А мечта разлеталась острыми осколками, соприкасаясь с повседневной действительностью. Необъяснимое не поддавалось объяснению.

В Москву после войны приехал политэмигрант, поэт Назым Хикмет, отсидевший в турецких тюрьмах семнадцать лет. Он был рад свободе, старым друзьям. Да вот со многими повидаться не мог. Жаловался Фадееву: "Почему все заболели и уехали из Москвы? Мейерхольд болен и живет в горах; кинорежиссер Экк болен и тоже уехал в горы; Зощенко - тяжело болен, и к нему не пускают..."

После смерти Сталина искренне сочувствовал Фадееву, глядя ему в лицо добрыми голубыми глазами: "Мне повезло, конечно, я сидел в тюрьме, но меня посадили враги, я знал, что я в аду. Куда хуже было жить в раю и смотреть, как ангелы жарят на сковородках товарищей".

Многие вопросы не находили ответа. Даже, казалось бы, обыкновенные, бытовые.
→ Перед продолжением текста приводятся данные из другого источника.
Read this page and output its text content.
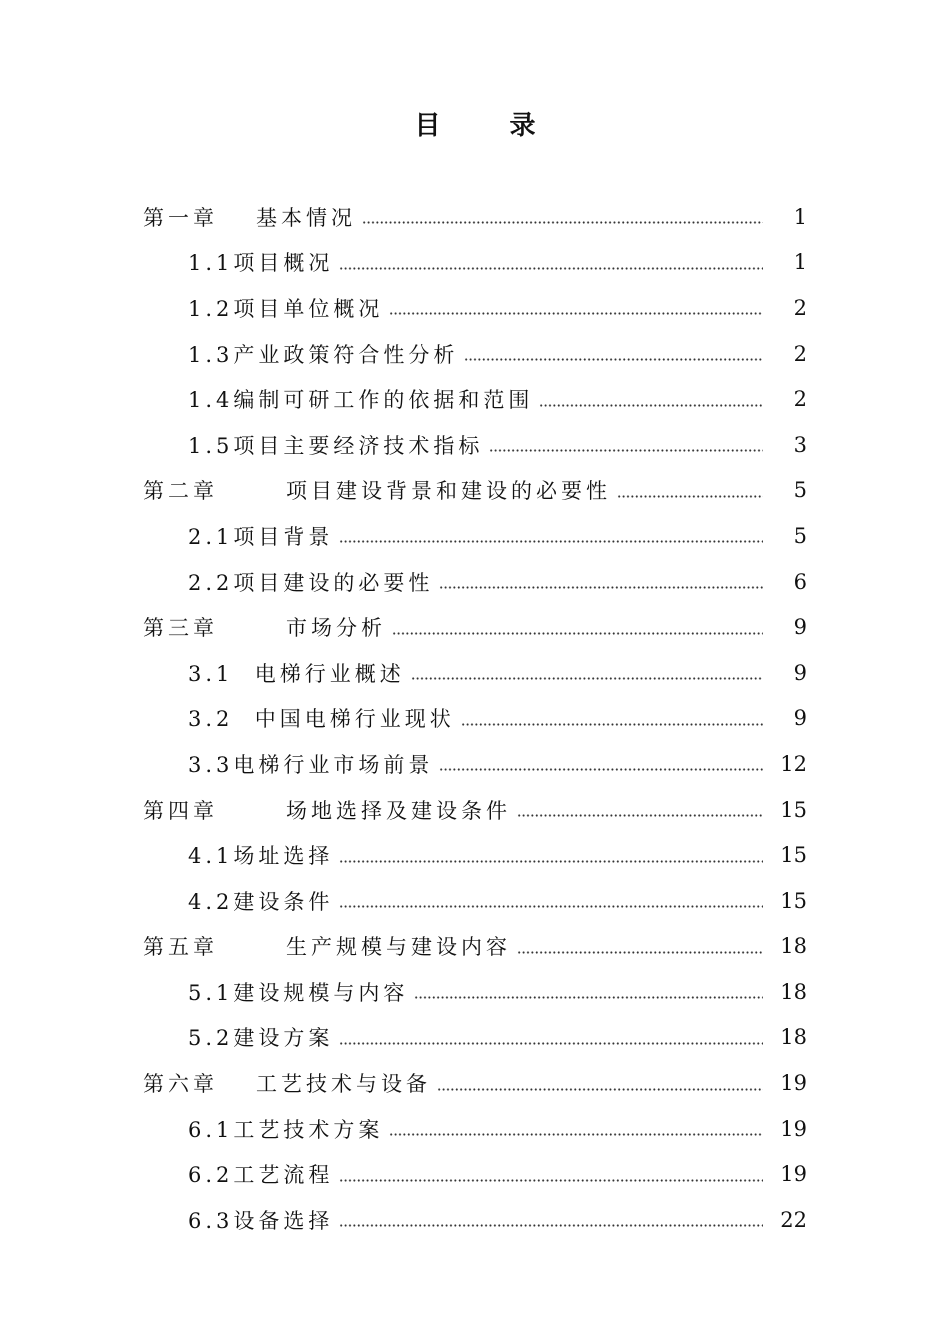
目 录
第一章 基本情况	1
1.1项目概况	1
1.2项目单位概况	2
1.3产业政策符合性分析	2
1.4编制可研工作的依据和范围	2
1.5项目主要经济技术指标	3
第二章	项目建设背景和建设的必要性	5
2.1项目背景	5
2.2项目建设的必要性	6
第三章	市场分析	9
3.1  电梯行业概述	9
3.2  中国电梯行业现状	9
3.3电梯行业市场前景	12
第四章	场地选择及建设条件	15
4.1场址选择	15
4.2建设条件	15
第五章	生产规模与建设内容	18
5.1建设规模与内容	18
5.2建设方案	18
第六章 工艺技术与设备	19
6.1工艺技术方案	19
6.2工艺流程	19
6.3设备选择	22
Раньше он воспринимал их как мелкие и временные. Теперь они раздражали и угнетали.

В декабре 1953 года писал, не сдерживая не принятых в партийных сферах эмоций, в Приморский крайком КПСС: "Не могу скрыть от вас, какое чувство возмущения испытываю я, бывший житель этого таежного района, получая вопиющие сигналы, ибо такое положение с ремонтом и отоплением школ и больниц в лесном краю, на тридцать седьмом году существования советской власти нельзя назвать иначе, как безобразием, которое только ждет своего Салтыкова-Щедрина... ...Врачи и учителя в основном живут в гнилых квартирах, крыши текут; в амбулатории замерзают медикаменты и чернила... Люди уходят из Чугуевки..."

Ожидаемое светлое будущее обходило стороной заповедные места его жизни, сохраняя лишь лозунги и плакаты на стенах клубов и красных уголков.
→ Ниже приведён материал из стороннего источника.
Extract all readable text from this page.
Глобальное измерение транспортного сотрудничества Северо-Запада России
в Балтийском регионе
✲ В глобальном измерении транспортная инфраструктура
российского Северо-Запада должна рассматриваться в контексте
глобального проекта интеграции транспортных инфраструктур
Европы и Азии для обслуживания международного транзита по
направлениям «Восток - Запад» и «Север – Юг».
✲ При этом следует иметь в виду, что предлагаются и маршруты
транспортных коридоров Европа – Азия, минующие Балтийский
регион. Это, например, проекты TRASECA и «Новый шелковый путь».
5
А может быть, его взбаламученное сознание сгущало краски...

Мечик заговорил

Он вынужден был признать, что с милой Асей Колесниковой, его первой детской и юношеской привязанностью, говорит не он, а Павлуша Мечик.

Сановитый, представительный Фадеев помалкивал в сторонке и не находил нужных слов.

Зато московские дамы предпочитали Мечику головокружительного генсека, обладателя рафинадной прически, шаляпинской "выходки" и гипнотического взгляда серых глаз, которого боятся, но всегда ждут беспокойные женские сердца.

Мечик с грустными добрыми глазами, чуть заикаясь, признавался в самом сокровенном: "Милая Асенька, если бы знали, с какой грустью смотрю я теперь из многолетнего далека на маленького умненького мальчика с большими ушами и как мне его бесконечно жаль..."

Видно, опасаясь, что его, как это часто случалось, перебьет автор "Разгрома", торопился выговориться: "...И опять же по юности своей - мы были очень снисходительны к недостаткам и слабостям друг друга, - в том числе и политическим".

Говоря, он старался не встречаться взглядом с писателем Фадеевым, но если бы встретился, то удивился бы очень увиденному, потому что вместо обычно холодных чужих глаз обнаружил бы теплый, понимающий взгляд.

Удивляясь и не понимая молчания Фадеева, изливал душу: "Как это ни грустно, но как раз те черты юности, которые, собственно, и придают ей поэзию и прелесть весны - нерасчетливость, бескорыстие, непосредственное восприятие жизни, порывистость, мечтательность, искания - они же, эти черты, служат источником таких жизненных поступков, которые часто ломают всю жизнь и направляют ее вопреки самым лучшим мечтам..."

Перейти на страницу:

Похожие книги

Заберу тебя себе
Заберу тебя себе

— Раздевайся. Хочу посмотреть, как ты это делаешь для меня, — произносит полушепотом. Таким чарующим, что отказать мужчине просто невозможно.И я не отказываю, хотя, честно говоря, надеялась, что мой избранник всё сделает сам. Но увы. Он будто поставил себе цель — максимально усложнить мне и без того непростую ночь.Мы с ним из разных миров. Видим друг друга в первый и последний раз в жизни. Я для него просто девушка на ночь. Он для меня — единственное спасение от мерзких планов моего отца на моё будущее.Так я думала, когда покидала ночной клуб с незнакомцем. Однако я и представить не могла, что после всего одной ночи он украдёт моё сердце и заберёт меня себе.Вторая книга — «Подчиню тебя себе» — в работе.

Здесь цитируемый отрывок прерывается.